A great leader of the 20th century

A leader that I admire is Franklin Delano Roosevelt, the 32nd president of the United States. Though patrician by birth, upbringing and style, he believed in and fought for plain people — for the "forgotten man" (and woman), for the "third of the nation, ill-housed, ill-clad, ill-nourished." He was loved because he radiated personal charm, joy in his work, optimism for the future. Franklin Delano Roosevelt was a realist in means but an idealist in ends. Above all, Franklin Delano Roosevelt stood for humanity against ideology. Franklin Delano Roosevelt wanted to find practical ways to help decent men and women struggling day by day to make a happier world for themselves and their children.

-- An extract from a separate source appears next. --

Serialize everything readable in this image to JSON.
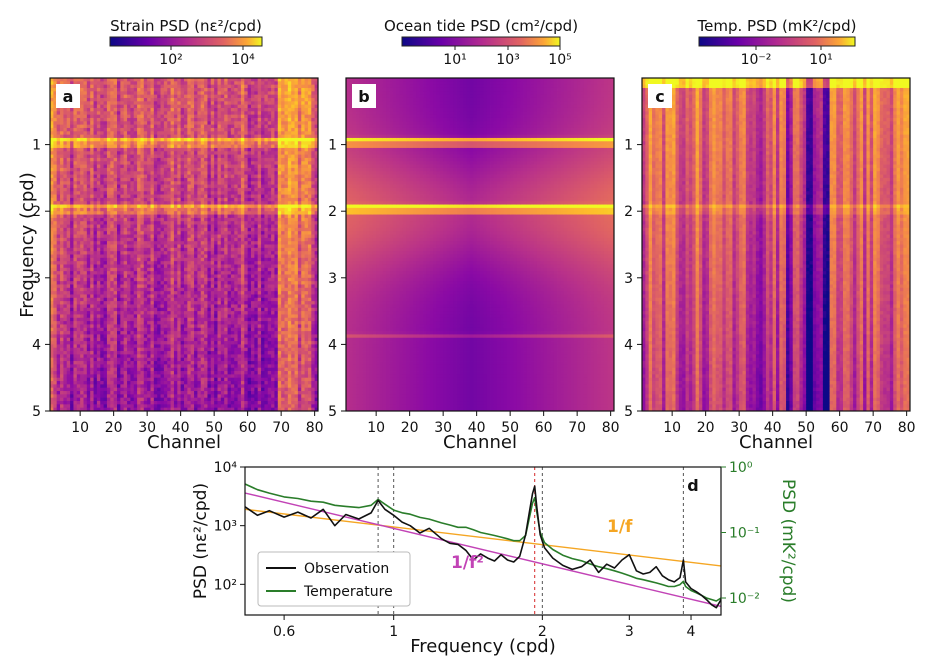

His technique was, as he said, "bold, persistent experimentation ... Take a method and try it. If it fails, admit it frankly and try another.
However, in the service of his objectives, he could be, and often was, devious, guileful, manipulative, evasive, dissembling, underhanded, even ruthless.
I find him interesting as he did not care only for himself but for others around him and stood for what he thought was correct. Franklin Delano Roosevelt was also willing to put in a lot of effort to
support what he believed in. Franklin Delano Roosevelt appeared, a magnificent, serene, exhilarating personality, buoyantly embodying new ideas, new courage, new confidence in America's ability to regain control over its future. His New Deal swiftly introduced measures for social protection, regulation and control. Laissez-faire ideologues and Roosevelt haters cried that he was putting the country on the road to communism, the only alternative permitted by the either/or creed. But Roosevelt understood that Social Security, unemployment compensation, public works, securities regulation, rural electrification, farm price supports, reciprocal-trade agreements, minimum wages and maximum hours, guarantees of collective bargaining and all the rest were saving capitalism from itself. A politician to his fingertips, he rejoiced in party combat. "I'm an old campaigner, and I love a good fight," he would say, and "Judge me by the enemies I have made." An optimist who fought his own brave way back from polio, he brought confidence and hope to a scared and stricken nation.